Synthesis and characterization of three-dimensional interconnected large-pore mesoporous cellular lignin carbon materials and their potential for CO2 capture

Ordered mesoporous lignin carbons with large mesopore sizes and mesopore volumes were synthesized using lignin as a renewable and sustainable polymeric precursor and siliceous mesostructured cellular foam as a template in a solvothermal process. The prepared lignin carbon materials, which are present in arrays of mi-crospheres, showed a quasi-spherical porous morphology and were highly characterized by the rarely seen dominance of a three-dimensional large mesopore system that had a narrow pore size distribution centered at 20-25 nm with high surface areas of up to 960 m(2) g(-1) and mesopore volumes of up to 1.50 cm(3) g(-1), respectively.

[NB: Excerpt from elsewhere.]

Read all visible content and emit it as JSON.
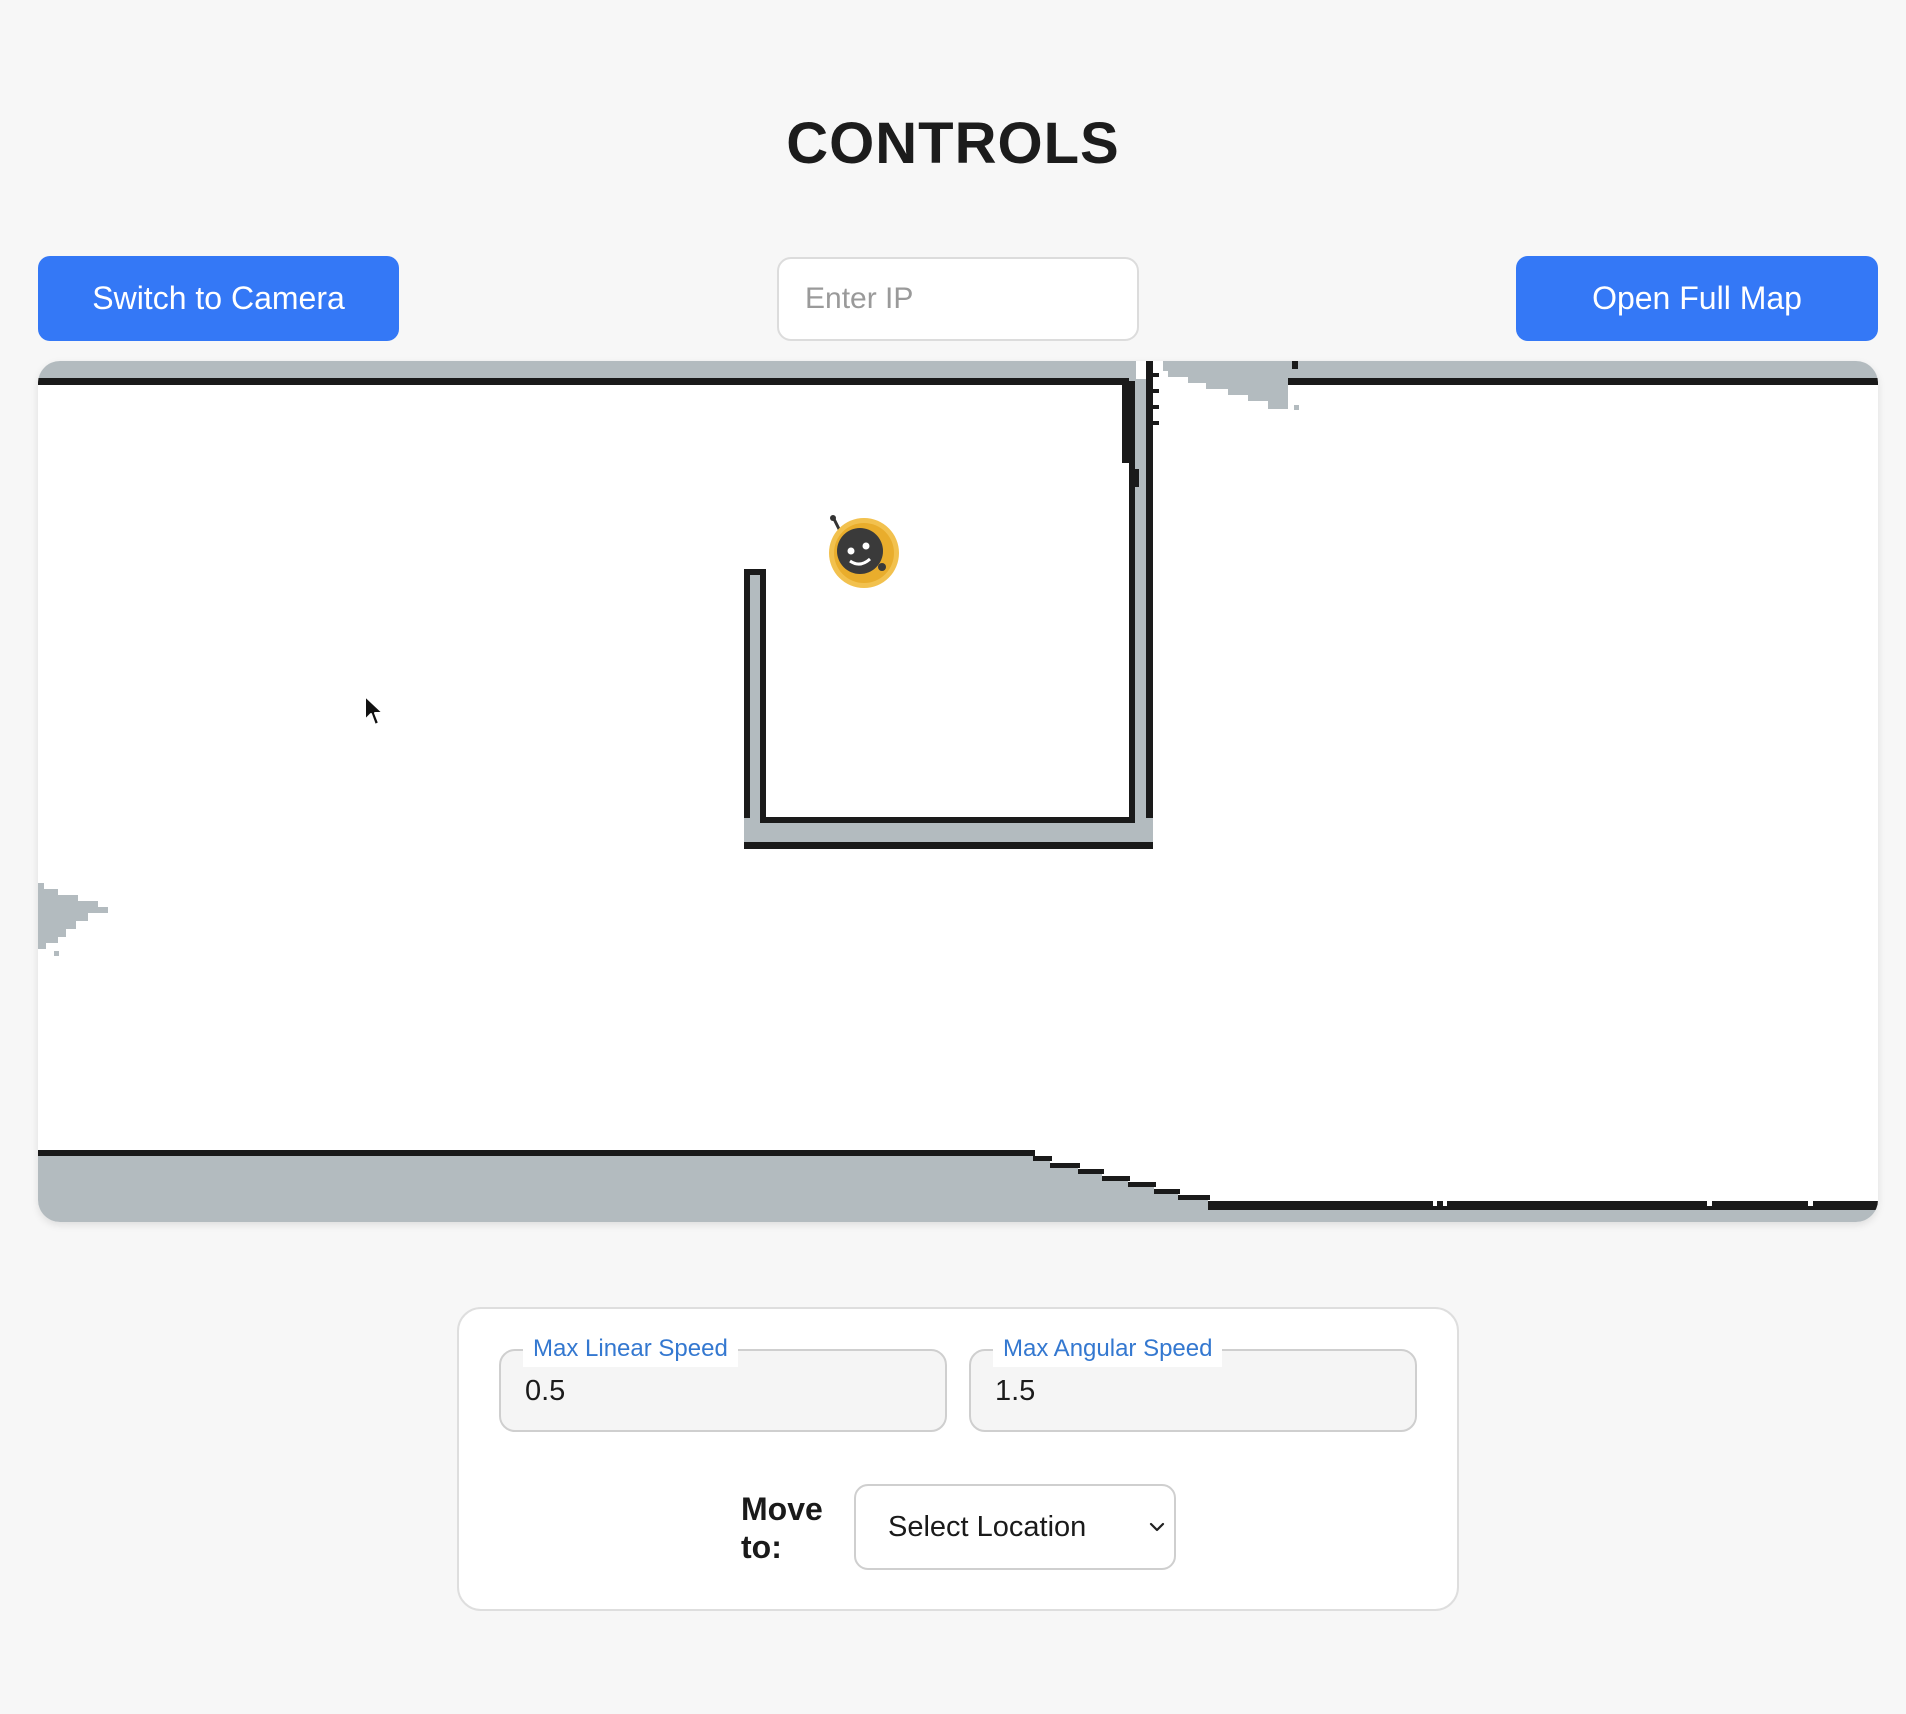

The results also showed that the large-pore mesoporous framework could be readily tuned by varying the carbonization/activation temperature and the silica-to-lignin ratio by mass. Applying the as-prepared carbon materials as porous support for preparing CO2 adsorbent materials demonstrated that the large-pore meso-structured carbon can effectively accommodate a large uploading capacity of polyamines, giving rise to a high CO2 uptake capacity of 129.9 mg-CO2/g-adsorbent or 2.95 mmol-CO2/g-adsorbent with favorable adsorption kinetics at 75 degrees C and a CO2 partial pressure of 0.15 bar, which is among the best sorbents ever reported under similar adsorption conditions.

Automated summary

Ordered mesoporous lignin carbons with large mesopore sizes and volumes were synthesized using lignin as a precursor and a siliceous mesostructured cellular foam as a template. The materials showed a quasi-spherical porous morphology with a dominant three-dimensional large mesopore system. The carbon materials exhibited high surface areas and mesopore volumes. They also demonstrated excellent CO₂ uptake capacity and adsorption kinetics, making them promising sorbents for CO₂ capture.